Hi I picked up a ariens snow thro model 910995 tonight . It runs nice, drove it into truck. The guy I got it off says he struck a rock and sheared one pin. Impeller spins left side shear pin there. Auger does not spin. Anybody familiar with this model ? What should I check for. Thanks


----------



## Shryp (Jan 1, 2011)

Probably the gear case is shot. Sometimes the pin holding the gear to the auger shaft breaks though.


----------



## timreefer (Nov 28, 2014)

*ariens 910995*

Picked this one up yesterday. Runs fine auger does not spin. Impeller spins , shaft spins, no auger.


----------



## Shryp (Jan 1, 2011)

timreefer said:


> Picked this one up yesterday. Runs fine auger does not spin. Impeller spins , shaft spins, no auger.
> View attachment 28633
> 
> 
> View attachment 28641


Looks like the shear pin on the left side is broken.


----------



## timreefer (Nov 28, 2014)

*shear pin*

The shear pin is broken .The guy that owned it said that he hit a rock that was in the snow and was not going to fix it. I haven't really looked at it yet. Started it engaged auger. Shaft spins auger doest. Maybe something in gearbox snapped.


----------



## Marty013 (Mar 14, 2014)

have you tried putting in a new shear pin on that side to see if thats all it needs??


----------



## sscotsman (Dec 8, 2010)

Tim,
when you say "shaft spins", which shaft are you referring to?
There is the shaft between the impeller and gearbox, that probably isnt part of your probem..that will spin when the auger spins.

but there are also two shafts *inside* the auger housings..one on each side.
those shafts should spin inside the hollow auger tubes, and the shear pins "lock" that shaft to the augers..

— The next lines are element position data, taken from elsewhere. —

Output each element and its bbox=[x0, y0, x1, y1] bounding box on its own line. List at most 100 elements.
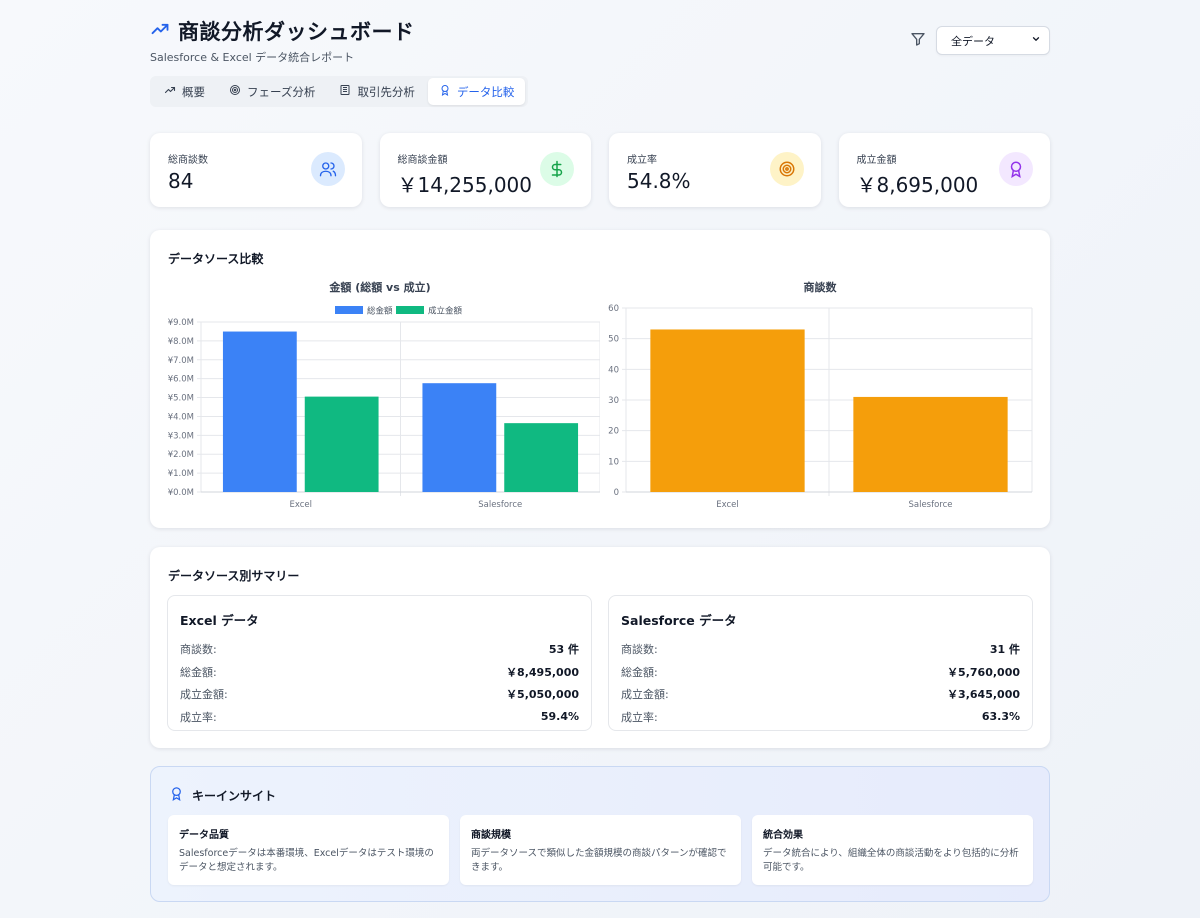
y-tick-label: 60 bbox=[608, 304, 619, 314]
summary-key: 商談数: bbox=[180, 643, 217, 657]
summary-value: 63.3% bbox=[981, 710, 1020, 724]
summary-row: 総金額: ￥8,495,000 bbox=[180, 661, 579, 684]
legend-swatch bbox=[396, 306, 424, 314]
y-tick-label: 30 bbox=[608, 396, 619, 406]
summary-key: 商談数: bbox=[621, 643, 658, 657]
summary-key: 成立率: bbox=[621, 710, 658, 724]
bar bbox=[650, 329, 805, 492]
insights-card: キーインサイト データ品質 Salesforceデータは本番環境、Excelデー… bbox=[150, 766, 1050, 902]
tab-bar: 概要 フェーズ分析 取引先分析 データ比較 bbox=[150, 76, 529, 107]
filter-area: 全データ bbox=[910, 26, 1050, 55]
x-tick-label: Excel bbox=[289, 500, 312, 510]
summary-row: 商談数: 31 件 bbox=[621, 638, 1020, 661]
y-tick-label: ¥5.0M bbox=[168, 394, 194, 404]
summary-key: 成立金額: bbox=[180, 688, 228, 702]
summary-value: ￥8,495,000 bbox=[506, 665, 579, 679]
data-filter-value: 全データ bbox=[951, 34, 995, 48]
insight-text: Salesforceデータは本番環境、Excelデータはテスト環境のデータと想定… bbox=[179, 848, 434, 873]
insights-title-row: キーインサイト bbox=[169, 786, 276, 804]
tab-label: 取引先分析 bbox=[357, 84, 415, 99]
tab-overview[interactable]: 概要 bbox=[153, 78, 216, 105]
insight-head: 商談規模 bbox=[471, 830, 511, 841]
bar bbox=[853, 396, 1008, 492]
legend-swatch bbox=[335, 306, 363, 314]
filter-icon bbox=[910, 31, 926, 51]
insight-text: データ統合により、組織全体の商談活動をより包括的に分析可能です。 bbox=[763, 848, 1019, 873]
insight-head: 統合効果 bbox=[763, 830, 803, 841]
bar bbox=[304, 396, 379, 492]
summary-value: ￥5,050,000 bbox=[506, 688, 579, 702]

If *those* shafts are also spinning, that would be good!
that would mean your gearbox is probably fine, and you only have broken shearpins.

but if those shafts do *not* spin, thats bad..that means you have a busted gearbox.

those shafts can also rust and fuse to the augers if they arent kept greased..
thats also bad..

Scot


----------



## timreefer (Nov 28, 2014)

*ariens 910995 gearcase*

Gearcase is put back together. What is the proper oil to fill it with ? Is there a synthetic that can be used ?


----------



## RIT333 (Feb 6, 2014)

timreefer said:


> Gearcase is put back together. What is the proper oil to fill it with ? Is there a synthetic that can be used ?


So, what problem did you find inside the gearbox ? Was the gearcase's sheer pin broken ? If so, you lucked out, and Arien's design worked !


----------



## Shryp (Jan 1, 2011)

Any 80w90 or something like that should work. Maybe look for one that says it is safe for yellow metals.


----------